QUESTIONS DE CULTURE, no 5, “Les régions culturelles. (1983)
Présentation


Une édition électronique réalisée à partir du texte de la revue QUESTIONS DE CULTURE, no 5, “Les régions culturelles. Un numéro sous la direction de Fernand Dumont. Québec: Institut québécois de recherche sur la culture, 1983, 189 pp. Une édition numérique réalisée par Réjeanne Toussaint, bénévole, Chomedey, Ville Laval, Québec.

[9]

Questions de culture no 5

Présentation

par

Yvan Lamonde

Comment peut-on rendre compte de la réorientation de la recherche dans le secteur de l'histoire socio-culturelle du Québec depuis une dizaine d'années?

Cette question directrice a présidé à l'organisation et à la tenue, les 18 et 79 mars 1982, d'un atelier de l'Institut québécois de recherche sur la culture portant sur "les changements culturels en milieux rural et urbain au Québec de 1800 à 1930". Les textes réunis ici, à l'exception de celui de Pierre-Louis Lapointe, firent d'abord l'objet de communications à cet atelier de travail.

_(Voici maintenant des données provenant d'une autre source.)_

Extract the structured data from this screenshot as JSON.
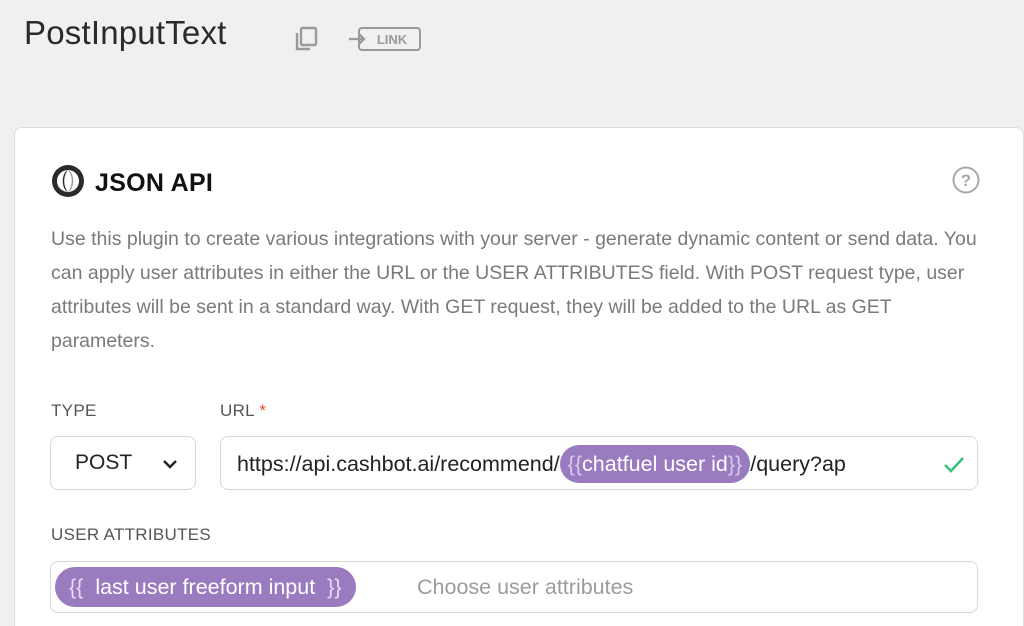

L'analyse des idéologies a occupé, jusqu'au début de la décennie de 1970, une place prépondérante dans le secteur de l'histoire socioculturelle [1]. Mais, depuis une dizaine d'années, la recherche historique sur la culture s'est territorialisée en se portant sur l'étude d'espaces géographiques circonscrits. Il est d'ailleurs remarquable que bon nombre d'historiens qui avaient œuvré dans le domaine de l'histoire des idéologies, se soient par la suite attaqués à l'étude d'espaces régionaux, urbains ou villageois, limités. Cette réorientation, attribuable d'une part à une volonté d'approfondir les bases socio-économiques des idéologies étudiées, correspond d'autre part au phénomène politico-culturel contemporain de l'ouverture aux régions, dont l'une des retombées fut l'implantation à la fois de campus régionaux par la nouvelle Université du Québec et de dépôts régionaux par les Archives nationales du Québec. De nouveaux espaces s'ouvraient aux historiens dorénavant appliqués à l'étude de régions (Saguenay-Lac-Saint-Jean, Mauricie, Bas-du-Fleuve, Outaouais) et de métropoles ou capitales régionales (Chicoutimi, Trois-Rivières, Rimouski).

[10]

Du coup, cette conjoncture révélait la nécessité et la pertinence d'une nouvelle approche de l'histoire du milieu rural, de mieux en mieux contrasté avec le milieu urbain.

On devine facilement les implications de ces paramètres pour l'histoire socio-culturelle. L'étude d'espaces circonscrits permettait d'inscrire la culture dans une totalité, de mieux en articuler les rapports à l'économie et à la société, bref, d'en réduire la dimension souvent trop fragmentée, idéaliste.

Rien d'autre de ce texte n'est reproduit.